We did not find that the presence of “non-specific” back pain was associated with expansion. However, in other studies pain has been related to the risk of rupture.23 This discrepancy could have various causes, but may indicate that patients with pain had already undergone surgery.
One of the limitations of this study common to previous reports is the referral based nature of the patient population. Thus it remains questionable whether the findings could be extrapolated to patients with clinically silent aneurysms. The study does not allow us to determine the risk of rupture in the individual patient but may nevertheless identify high risk groups needing more frequent surveillance. Only one of the aneurysms in this study ruptured (just before a scheduled admission for surgery). A further limitation is the possibility of measurement error. Scans (CT and MRI) from diverse referral sources were compared with scans from within the institution, and no protocol was in place to determine the number of cross sectional levels for any particular scan. Moreover, the accuracy of the measurement tool within each scan was not determined and segment matching was dependent upon identification of other anatomical structures. We sought to minimise error by using and validating a standardised measurement technique with a single observer.25
Only three patients had Marfan syndrome so it was not possible to examine the specific effect of this and other connective tissue disorders on the expansion rate.

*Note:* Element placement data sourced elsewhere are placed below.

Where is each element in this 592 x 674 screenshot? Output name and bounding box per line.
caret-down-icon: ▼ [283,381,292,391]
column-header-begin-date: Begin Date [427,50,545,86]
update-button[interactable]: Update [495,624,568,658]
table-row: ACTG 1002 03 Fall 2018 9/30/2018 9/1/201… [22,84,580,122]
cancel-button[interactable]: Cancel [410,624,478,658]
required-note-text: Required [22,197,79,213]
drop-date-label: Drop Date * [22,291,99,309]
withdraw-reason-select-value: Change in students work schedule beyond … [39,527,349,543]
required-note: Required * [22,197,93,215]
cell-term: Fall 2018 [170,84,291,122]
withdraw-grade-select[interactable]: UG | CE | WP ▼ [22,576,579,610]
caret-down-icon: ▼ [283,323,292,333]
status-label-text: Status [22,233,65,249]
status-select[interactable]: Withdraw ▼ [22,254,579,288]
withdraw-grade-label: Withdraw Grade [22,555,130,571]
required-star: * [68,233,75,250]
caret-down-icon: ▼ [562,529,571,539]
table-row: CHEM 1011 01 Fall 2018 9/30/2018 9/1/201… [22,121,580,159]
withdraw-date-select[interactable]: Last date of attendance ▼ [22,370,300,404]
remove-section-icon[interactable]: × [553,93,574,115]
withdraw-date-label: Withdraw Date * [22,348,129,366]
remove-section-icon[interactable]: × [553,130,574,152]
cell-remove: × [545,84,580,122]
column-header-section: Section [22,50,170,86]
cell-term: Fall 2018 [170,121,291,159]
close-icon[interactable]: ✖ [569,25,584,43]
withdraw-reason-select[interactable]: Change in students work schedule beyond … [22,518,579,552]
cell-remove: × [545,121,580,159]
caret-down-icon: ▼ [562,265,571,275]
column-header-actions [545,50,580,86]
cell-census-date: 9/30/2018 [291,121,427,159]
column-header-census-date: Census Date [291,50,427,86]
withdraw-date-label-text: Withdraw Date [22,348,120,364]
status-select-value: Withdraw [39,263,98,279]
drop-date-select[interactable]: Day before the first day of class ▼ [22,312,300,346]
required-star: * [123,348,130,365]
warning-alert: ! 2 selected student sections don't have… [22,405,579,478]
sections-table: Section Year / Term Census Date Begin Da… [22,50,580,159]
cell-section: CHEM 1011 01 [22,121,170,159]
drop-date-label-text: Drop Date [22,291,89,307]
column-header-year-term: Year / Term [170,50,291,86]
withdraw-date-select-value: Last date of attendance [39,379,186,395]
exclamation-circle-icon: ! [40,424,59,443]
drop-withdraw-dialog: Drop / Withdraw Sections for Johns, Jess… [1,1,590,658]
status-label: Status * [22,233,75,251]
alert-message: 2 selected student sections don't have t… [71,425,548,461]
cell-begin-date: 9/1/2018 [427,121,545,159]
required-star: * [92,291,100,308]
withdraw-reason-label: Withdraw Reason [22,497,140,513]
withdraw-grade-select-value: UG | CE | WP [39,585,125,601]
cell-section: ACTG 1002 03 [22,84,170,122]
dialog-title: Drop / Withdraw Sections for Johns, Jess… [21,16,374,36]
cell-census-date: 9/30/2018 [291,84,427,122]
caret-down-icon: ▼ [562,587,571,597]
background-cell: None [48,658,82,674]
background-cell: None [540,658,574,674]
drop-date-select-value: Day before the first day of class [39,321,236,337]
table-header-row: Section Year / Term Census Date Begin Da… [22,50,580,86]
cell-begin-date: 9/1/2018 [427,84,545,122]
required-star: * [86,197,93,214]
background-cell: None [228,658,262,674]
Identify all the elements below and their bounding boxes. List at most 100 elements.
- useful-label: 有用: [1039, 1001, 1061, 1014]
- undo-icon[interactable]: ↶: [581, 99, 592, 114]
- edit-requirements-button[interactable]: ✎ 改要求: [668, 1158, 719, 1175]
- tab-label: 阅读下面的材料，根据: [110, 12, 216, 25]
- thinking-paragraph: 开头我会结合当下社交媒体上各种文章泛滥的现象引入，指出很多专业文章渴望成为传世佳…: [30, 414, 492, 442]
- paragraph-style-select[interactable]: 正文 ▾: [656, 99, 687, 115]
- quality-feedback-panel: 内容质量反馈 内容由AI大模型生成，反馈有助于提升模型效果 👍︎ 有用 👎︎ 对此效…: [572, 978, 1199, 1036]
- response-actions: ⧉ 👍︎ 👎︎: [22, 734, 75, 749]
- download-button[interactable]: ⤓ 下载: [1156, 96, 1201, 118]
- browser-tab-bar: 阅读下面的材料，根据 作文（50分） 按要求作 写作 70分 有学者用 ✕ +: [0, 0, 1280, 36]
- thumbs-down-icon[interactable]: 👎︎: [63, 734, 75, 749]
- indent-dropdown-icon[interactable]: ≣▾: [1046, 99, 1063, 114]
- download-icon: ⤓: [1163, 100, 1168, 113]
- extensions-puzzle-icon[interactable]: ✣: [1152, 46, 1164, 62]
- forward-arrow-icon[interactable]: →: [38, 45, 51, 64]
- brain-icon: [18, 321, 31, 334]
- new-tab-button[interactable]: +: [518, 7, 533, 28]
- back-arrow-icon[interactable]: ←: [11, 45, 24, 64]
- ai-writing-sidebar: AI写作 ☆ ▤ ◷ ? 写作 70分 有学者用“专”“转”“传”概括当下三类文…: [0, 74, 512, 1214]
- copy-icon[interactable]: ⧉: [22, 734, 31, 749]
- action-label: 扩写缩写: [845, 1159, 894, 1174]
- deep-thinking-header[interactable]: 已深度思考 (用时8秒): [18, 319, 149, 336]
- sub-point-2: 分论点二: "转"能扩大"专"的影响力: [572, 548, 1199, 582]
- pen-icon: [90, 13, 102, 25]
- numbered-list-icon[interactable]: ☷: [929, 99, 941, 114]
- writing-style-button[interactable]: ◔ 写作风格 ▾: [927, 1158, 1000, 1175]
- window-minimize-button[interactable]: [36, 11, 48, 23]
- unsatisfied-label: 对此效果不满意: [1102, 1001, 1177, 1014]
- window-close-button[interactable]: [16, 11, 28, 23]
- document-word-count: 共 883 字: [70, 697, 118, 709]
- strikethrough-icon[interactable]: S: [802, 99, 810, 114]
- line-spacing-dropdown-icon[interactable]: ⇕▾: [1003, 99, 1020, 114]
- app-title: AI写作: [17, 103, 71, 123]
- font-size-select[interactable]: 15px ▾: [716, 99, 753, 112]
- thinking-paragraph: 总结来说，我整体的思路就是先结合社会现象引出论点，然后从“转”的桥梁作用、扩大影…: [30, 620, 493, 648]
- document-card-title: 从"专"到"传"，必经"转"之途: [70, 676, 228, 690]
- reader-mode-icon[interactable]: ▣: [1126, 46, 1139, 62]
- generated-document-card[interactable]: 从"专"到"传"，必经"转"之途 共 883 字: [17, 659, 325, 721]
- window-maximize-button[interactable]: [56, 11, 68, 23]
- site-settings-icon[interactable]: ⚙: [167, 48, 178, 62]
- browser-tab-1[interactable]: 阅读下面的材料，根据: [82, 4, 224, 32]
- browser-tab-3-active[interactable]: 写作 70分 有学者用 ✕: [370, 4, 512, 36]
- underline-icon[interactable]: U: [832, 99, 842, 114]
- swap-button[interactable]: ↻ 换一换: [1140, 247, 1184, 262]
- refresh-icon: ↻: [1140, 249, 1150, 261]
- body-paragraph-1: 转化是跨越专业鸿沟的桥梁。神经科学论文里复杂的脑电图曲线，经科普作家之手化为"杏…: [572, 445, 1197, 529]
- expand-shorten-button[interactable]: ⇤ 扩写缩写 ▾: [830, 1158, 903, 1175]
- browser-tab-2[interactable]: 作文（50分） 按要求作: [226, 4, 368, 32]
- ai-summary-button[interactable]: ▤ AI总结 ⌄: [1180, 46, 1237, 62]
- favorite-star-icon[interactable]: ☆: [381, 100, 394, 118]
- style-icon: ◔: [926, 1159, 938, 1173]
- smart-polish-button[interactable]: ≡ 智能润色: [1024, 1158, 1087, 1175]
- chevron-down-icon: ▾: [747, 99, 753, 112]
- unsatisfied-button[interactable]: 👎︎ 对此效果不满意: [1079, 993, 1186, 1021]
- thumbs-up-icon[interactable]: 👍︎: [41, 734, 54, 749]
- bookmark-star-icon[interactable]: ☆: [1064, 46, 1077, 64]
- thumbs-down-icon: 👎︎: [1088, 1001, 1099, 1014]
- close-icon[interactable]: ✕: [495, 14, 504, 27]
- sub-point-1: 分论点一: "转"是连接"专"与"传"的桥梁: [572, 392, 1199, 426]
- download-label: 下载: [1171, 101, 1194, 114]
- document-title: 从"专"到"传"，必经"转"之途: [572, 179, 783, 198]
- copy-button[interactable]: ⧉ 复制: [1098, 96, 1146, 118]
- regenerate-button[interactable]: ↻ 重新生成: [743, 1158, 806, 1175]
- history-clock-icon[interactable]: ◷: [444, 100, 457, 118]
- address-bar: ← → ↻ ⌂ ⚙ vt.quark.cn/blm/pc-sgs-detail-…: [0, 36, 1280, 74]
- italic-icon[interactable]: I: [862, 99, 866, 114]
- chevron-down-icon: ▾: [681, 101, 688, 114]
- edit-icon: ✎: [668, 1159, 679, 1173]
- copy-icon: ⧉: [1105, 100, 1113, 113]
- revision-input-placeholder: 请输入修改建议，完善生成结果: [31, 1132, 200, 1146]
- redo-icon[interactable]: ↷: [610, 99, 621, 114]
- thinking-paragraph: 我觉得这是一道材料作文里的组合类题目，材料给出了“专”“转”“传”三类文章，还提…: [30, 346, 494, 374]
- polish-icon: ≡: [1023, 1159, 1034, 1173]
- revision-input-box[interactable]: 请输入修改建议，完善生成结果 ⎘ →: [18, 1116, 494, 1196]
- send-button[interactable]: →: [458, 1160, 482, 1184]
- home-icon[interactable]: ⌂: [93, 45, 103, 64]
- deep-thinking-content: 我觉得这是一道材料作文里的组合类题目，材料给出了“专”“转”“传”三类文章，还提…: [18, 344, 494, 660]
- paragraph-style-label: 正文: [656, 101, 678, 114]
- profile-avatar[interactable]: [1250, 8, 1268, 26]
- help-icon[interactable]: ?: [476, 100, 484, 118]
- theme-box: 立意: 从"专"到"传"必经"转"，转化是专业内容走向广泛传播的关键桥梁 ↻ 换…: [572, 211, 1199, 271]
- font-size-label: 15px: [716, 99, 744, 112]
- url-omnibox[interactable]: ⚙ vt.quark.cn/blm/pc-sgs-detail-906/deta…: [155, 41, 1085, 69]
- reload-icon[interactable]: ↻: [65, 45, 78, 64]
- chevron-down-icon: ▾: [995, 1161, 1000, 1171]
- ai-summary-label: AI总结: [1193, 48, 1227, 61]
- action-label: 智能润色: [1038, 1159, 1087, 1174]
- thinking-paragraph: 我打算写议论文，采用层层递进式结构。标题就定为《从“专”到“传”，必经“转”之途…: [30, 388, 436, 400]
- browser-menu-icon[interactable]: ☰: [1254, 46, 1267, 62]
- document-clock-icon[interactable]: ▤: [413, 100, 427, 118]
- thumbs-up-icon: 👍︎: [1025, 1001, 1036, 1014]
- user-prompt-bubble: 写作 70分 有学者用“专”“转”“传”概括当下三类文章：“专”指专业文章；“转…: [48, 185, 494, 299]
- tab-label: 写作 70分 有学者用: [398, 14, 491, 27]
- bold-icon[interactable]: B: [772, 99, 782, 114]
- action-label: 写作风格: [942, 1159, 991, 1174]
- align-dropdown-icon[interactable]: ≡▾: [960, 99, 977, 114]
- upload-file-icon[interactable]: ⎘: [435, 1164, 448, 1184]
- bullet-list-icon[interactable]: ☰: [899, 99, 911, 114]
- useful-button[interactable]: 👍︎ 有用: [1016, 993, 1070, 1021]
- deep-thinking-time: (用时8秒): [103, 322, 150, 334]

As 47 of the 87 patients had two or more pairs of scans it is possible that patients with non-expanding aortas skew this analysis and accentuate the effects of the variables affecting growth rate. Additionally, there could well be an interdependence that determines aneurysm segment growth according to dimensions at a separate site in the same patient. Larger population based studies will be required to answer this criticism.
The expansion rate in very large (6–7 cm) aortas is difficult to establish, as many are operated on before a matched pair of scans is obtained. Nevertheless the stepwise increase in expansion rate with increasing aortic diameter at smaller initial diameters would imply that these patients are at the greatest risk.
The growth rate of aneurysmal segments of the thoracic aorta appears to be dependent on several factors. This information should aid the design of studies to evaluate novel treatments that may prevent or retard aneurysm expansion.
We are indebted to the surgical and radiological secretarial staff who facilitated this study.